PERSON: Personalized information retrieval evaluation based on citation networks

摘要

Despite the importance of personalization in information retrieval, there is a big lack of standard datasets and methodologies for evaluating personalized information retrieval (PIR) systems, due to the costly process of producing such datasets. Subsequently, a group of evaluation frameworks (EFs) have been proposed that use surrogates of the PIR evaluation problem, instead of addressing it directly, to make PIR evaluation more feasible. We call this group of EFs, indirect evaluation frameworks. Indirect frameworks are designed to be more flexible than the classic (direct) ones and much cheaper to be employed. However, since there are many different settings and methods for PIR, e.g., social-network-based vs. profile-based PIR, and each needs some special kind of data to do the personalization based on, not all the evaluation frameworks are applicable to all the PIR methods. In this paper, we first review and categorize the frameworks that have already been introduced for evaluating PIR. We further propose a novel indirect EF based on citation networks (called PERSON), which allows repeatable, large-scale, and low-cost PIR experiments. It is also more information-rich compared to the existing EFs and can be employed in many different scenarios. The fundamental idea behind PERSON is that in each document (paper) d, the cited documents are generally related to d from the perspective of d’s author(s).
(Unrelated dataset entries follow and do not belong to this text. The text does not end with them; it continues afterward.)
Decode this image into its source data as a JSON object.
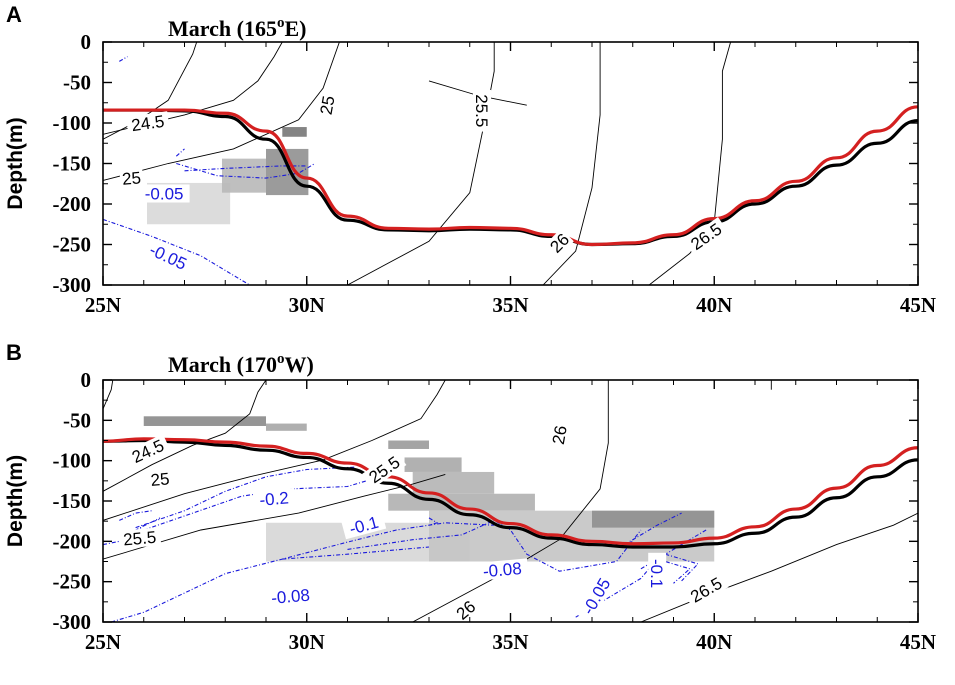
{
  "chart_data": [
    {
      "type": "line",
      "panel": "A",
      "title": "March (165",
      "title_sup": "o",
      "title_end": "E)",
      "ylabel": "Depth(m)",
      "xlim": [
        25,
        45
      ],
      "ylim": [
        -300,
        0
      ],
      "x_ticks": [
        25,
        30,
        35,
        40,
        45
      ],
      "x_tick_labels": [
        "25N",
        "30N",
        "35N",
        "40N",
        "45N"
      ],
      "y_ticks": [
        0,
        -50,
        -100,
        -150,
        -200,
        -250,
        -300
      ],
      "y_tick_labels": [
        "0",
        "-50",
        "-100",
        "-150",
        "-200",
        "-250",
        "-300"
      ],
      "colors": {
        "red_line": "#d42020",
        "black_line": "#000000",
        "contour": "#000000",
        "anomaly": "#1a1adc"
      },
      "series": [
        {
          "color": "red",
          "x": [
            25,
            26,
            27,
            28,
            29,
            30,
            31,
            32,
            33,
            34,
            35,
            36,
            37,
            38,
            39,
            40,
            41,
            42,
            43,
            44,
            45
          ],
          "y": [
            -84,
            -84,
            -84,
            -88,
            -110,
            -168,
            -215,
            -230,
            -231,
            -229,
            -230,
            -238,
            -250,
            -248,
            -238,
            -218,
            -196,
            -172,
            -143,
            -110,
            -80
          ]
        },
        {
          "color": "black",
          "x": [
            25,
            26,
            27,
            28,
            29,
            30,
            31,
            32,
            33,
            34,
            35,
            36,
            37,
            38,
            39,
            40,
            41,
            42,
            43,
            44,
            45
          ],
          "y": [
            -84,
            -84,
            -85,
            -92,
            -120,
            -178,
            -220,
            -232,
            -233,
            -231,
            -232,
            -240,
            -250,
            -249,
            -240,
            -222,
            -200,
            -178,
            -152,
            -125,
            -97
          ]
        }
      ],
      "contour_labels": [
        {
          "text": "24.5",
          "x": 26.1,
          "y": -100,
          "color": "black",
          "angle": -8
        },
        {
          "text": "25",
          "x": 30.5,
          "y": -78,
          "color": "black",
          "angle": -80
        },
        {
          "text": "25.5",
          "x": 34.3,
          "y": -85,
          "color": "black",
          "angle": 90
        },
        {
          "text": "25",
          "x": 25.7,
          "y": -168,
          "color": "black",
          "angle": -5
        },
        {
          "text": "-0.05",
          "x": 26.5,
          "y": -187,
          "color": "blue",
          "angle": 0
        },
        {
          "text": "-0.05",
          "x": 26.6,
          "y": -265,
          "color": "blue",
          "angle": 25
        },
        {
          "text": "26",
          "x": 36.2,
          "y": -248,
          "color": "black",
          "angle": -45
        },
        {
          "text": "26.5",
          "x": 39.8,
          "y": -240,
          "color": "black",
          "angle": -35
        }
      ]
    },
    {
      "type": "line",
      "panel": "B",
      "title": "March (170",
      "title_sup": "o",
      "title_end": "W)",
      "ylabel": "Depth(m)",
      "xlim": [
        25,
        45
      ],
      "ylim": [
        -300,
        0
      ],
      "x_ticks": [
        25,
        30,
        35,
        40,
        45
      ],
      "x_tick_labels": [
        "25N",
        "30N",
        "35N",
        "40N",
        "45N"
      ],
      "y_ticks": [
        0,
        -50,
        -100,
        -150,
        -200,
        -250,
        -300
      ],
      "y_tick_labels": [
        "0",
        "-50",
        "-100",
        "-150",
        "-200",
        "-250",
        "-300"
      ],
      "colors": {
        "red_line": "#d42020",
        "black_line": "#000000",
        "contour": "#000000",
        "anomaly": "#1a1adc"
      },
      "series": [
        {
          "color": "red",
          "x": [
            25,
            26,
            27,
            28,
            29,
            30,
            31,
            32,
            33,
            34,
            35,
            36,
            37,
            38,
            39,
            40,
            41,
            42,
            43,
            44,
            45
          ],
          "y": [
            -76,
            -73,
            -74,
            -77,
            -82,
            -91,
            -103,
            -120,
            -140,
            -160,
            -178,
            -192,
            -200,
            -203,
            -202,
            -196,
            -182,
            -160,
            -134,
            -106,
            -84
          ]
        },
        {
          "color": "black",
          "x": [
            25,
            26,
            27,
            28,
            29,
            30,
            31,
            32,
            33,
            34,
            35,
            36,
            37,
            38,
            39,
            40,
            41,
            42,
            43,
            44,
            45
          ],
          "y": [
            -76,
            -75,
            -77,
            -81,
            -87,
            -96,
            -110,
            -128,
            -148,
            -167,
            -183,
            -196,
            -204,
            -207,
            -207,
            -203,
            -190,
            -170,
            -146,
            -120,
            -99
          ]
        }
      ],
      "contour_labels": [
        {
          "text": "24.5",
          "x": 26.1,
          "y": -88,
          "color": "black",
          "angle": -25
        },
        {
          "text": "25",
          "x": 26.4,
          "y": -123,
          "color": "black",
          "angle": -5
        },
        {
          "text": "25.5",
          "x": 25.9,
          "y": -196,
          "color": "black",
          "angle": -5
        },
        {
          "text": "25.5",
          "x": 31.9,
          "y": -111,
          "color": "black",
          "angle": -35
        },
        {
          "text": "-0.2",
          "x": 29.2,
          "y": -147,
          "color": "blue",
          "angle": -5
        },
        {
          "text": "-0.1",
          "x": 31.4,
          "y": -180,
          "color": "blue",
          "angle": -15
        },
        {
          "text": "-0.08",
          "x": 29.6,
          "y": -268,
          "color": "blue",
          "angle": -5
        },
        {
          "text": "-0.08",
          "x": 34.8,
          "y": -235,
          "color": "blue",
          "angle": -5
        },
        {
          "text": "-0.05",
          "x": 37.1,
          "y": -268,
          "color": "blue",
          "angle": -60
        },
        {
          "text": "-0.1",
          "x": 38.6,
          "y": -240,
          "color": "blue",
          "angle": 90
        },
        {
          "text": "26",
          "x": 36.2,
          "y": -68,
          "color": "black",
          "angle": -80
        },
        {
          "text": "26",
          "x": 33.9,
          "y": -285,
          "color": "black",
          "angle": -40
        },
        {
          "text": "26.5",
          "x": 39.8,
          "y": -260,
          "color": "black",
          "angle": -30
        }
      ]
    }
  ]
}
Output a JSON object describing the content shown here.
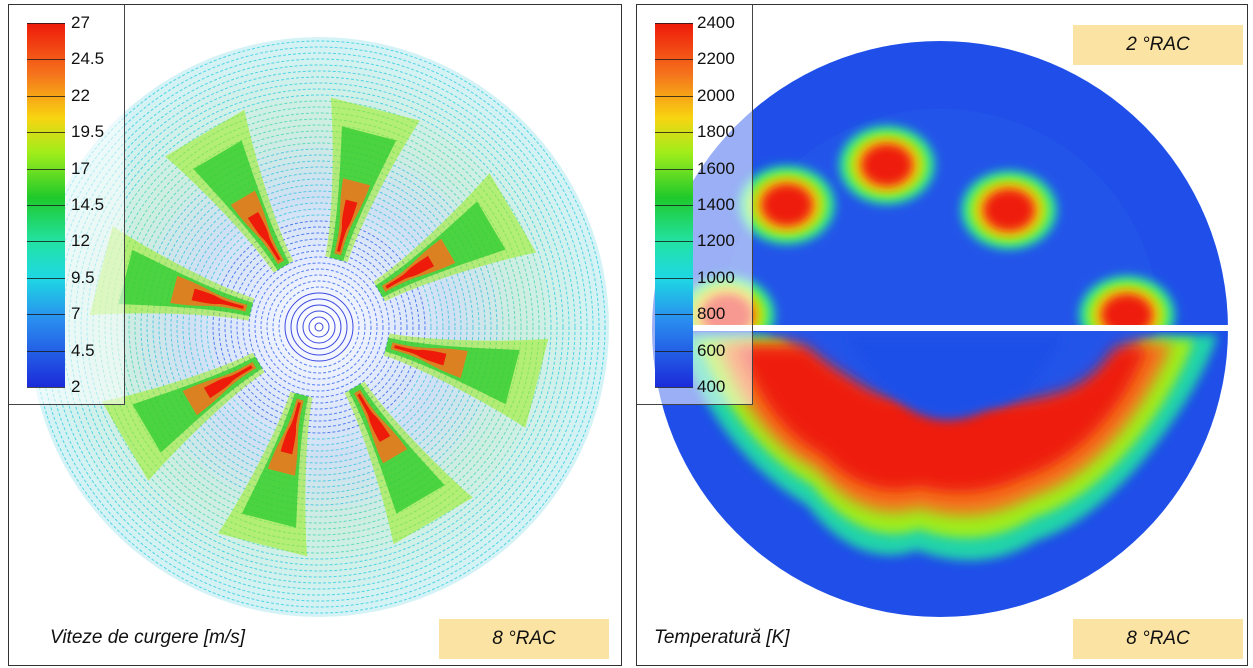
{
  "left_panel": {
    "caption": "Viteze de curgere [m/s]",
    "tag": "8 °RAC",
    "legend_ticks": [
      "27",
      "24.5",
      "22",
      "19.5",
      "17",
      "14.5",
      "12",
      "9.5",
      "7",
      "4.5",
      "2"
    ]
  },
  "right_panel": {
    "caption": "Temperatură [K]",
    "tag_top": "2 °RAC",
    "tag_bottom": "8 °RAC",
    "legend_ticks": [
      "2400",
      "2200",
      "2000",
      "1800",
      "1600",
      "1400",
      "1200",
      "1000",
      "800",
      "600",
      "400"
    ]
  },
  "colors": {
    "hot": "#ee1a0a",
    "cold": "#1b2bda",
    "tag_bg": "#fbe3a3"
  }
}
To investigate the effectiveness of the proposed EF, we use a large collection of scientific papers. We conduct several sets of experiments and demonstrate that PERSON is a reliable and valid EF. In the experiments, we show that PERSON is consistent with the traditional Cranfield-based evaluation in comparing non-personalized IR methods. In addition, we show that PERSON can correctly capture the improvements made by personalization. We also demonstrate that its results are highly correlated with those of another salient EF. Our experiments on some issues about the validity of PERSON also show its validity. It is also shown that PERSON is robust w.r.t. its parameter settings.